Let G = { a + bi | I a + bi I ≤ 4 } Which of the following are in G. (a) 3 + 3i (b) 3i (c) -4 + 3i (d) i^5 (e) 4 - 4i (f) 6 + 2i

Question

Let G = { a + bi | I a + bi I ≤ 4 } Which of the following are in G.  (a) 3 + 3i (b) 3i (c) -4 + 3i (d) i^5 (e) 4 - 4i (f) 6 + 2i

anonymous · Answer

I swear I would not be asking if I knew how to do it.
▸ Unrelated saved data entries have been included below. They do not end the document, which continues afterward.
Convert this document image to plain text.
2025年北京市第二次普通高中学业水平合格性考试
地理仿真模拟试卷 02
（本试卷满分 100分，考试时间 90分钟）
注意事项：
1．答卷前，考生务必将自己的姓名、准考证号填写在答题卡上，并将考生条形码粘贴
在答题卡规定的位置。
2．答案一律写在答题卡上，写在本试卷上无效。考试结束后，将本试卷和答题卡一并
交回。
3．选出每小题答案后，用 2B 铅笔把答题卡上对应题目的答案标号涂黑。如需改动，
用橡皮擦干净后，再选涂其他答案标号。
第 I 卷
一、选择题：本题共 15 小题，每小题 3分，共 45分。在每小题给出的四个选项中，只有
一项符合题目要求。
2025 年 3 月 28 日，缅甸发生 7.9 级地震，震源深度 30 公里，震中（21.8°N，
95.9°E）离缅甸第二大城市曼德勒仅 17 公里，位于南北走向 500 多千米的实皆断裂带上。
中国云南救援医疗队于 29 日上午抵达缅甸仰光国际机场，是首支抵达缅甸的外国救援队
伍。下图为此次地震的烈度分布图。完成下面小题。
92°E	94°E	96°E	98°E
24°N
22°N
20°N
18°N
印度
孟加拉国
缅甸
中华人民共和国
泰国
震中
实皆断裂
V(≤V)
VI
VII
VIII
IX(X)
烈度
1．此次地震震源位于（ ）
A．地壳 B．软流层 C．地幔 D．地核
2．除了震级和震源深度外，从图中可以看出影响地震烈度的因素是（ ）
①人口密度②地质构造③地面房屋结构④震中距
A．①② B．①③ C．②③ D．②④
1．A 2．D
I'm not being lazy I have no clue :( My teacher is lazy

kinggeorge · Answer

Well, to find out, all you have to do is find if$$\sqrt{a^2+b^2} \leq 4$$In other words, $$a^2+b^2 \leq 16$$

kinggeorge · Answer

Also, $i^5=i$ if you didn't know.

kinggeorge · Answer

By my calculations, b and d should be in G, but the rest aren't.

anonymous · Answer

Thank you very much but how do you find out what should be in there

kinggeorge · Answer

By the formula I posted above. All the numbers are of the form $a+bi$ for some $a, b \in \mathbb{R} $  so then you just use the formula I wrote above.

anonymous · Answer

Hmm shouldn't that mean a should be in there as well 3 + 3i = 3 + √-9 ≤ 16?

kinggeorge · Answer

No, since $a=b=3$ so $3^2+3^2=18$ and this is not less than 16.

kinggeorge · Answer

Remember you need to square the numbers and then add them.

anonymous · Answer

Right, I'm an idiot lol thank you very much

kinggeorge · Answer

You're welcome.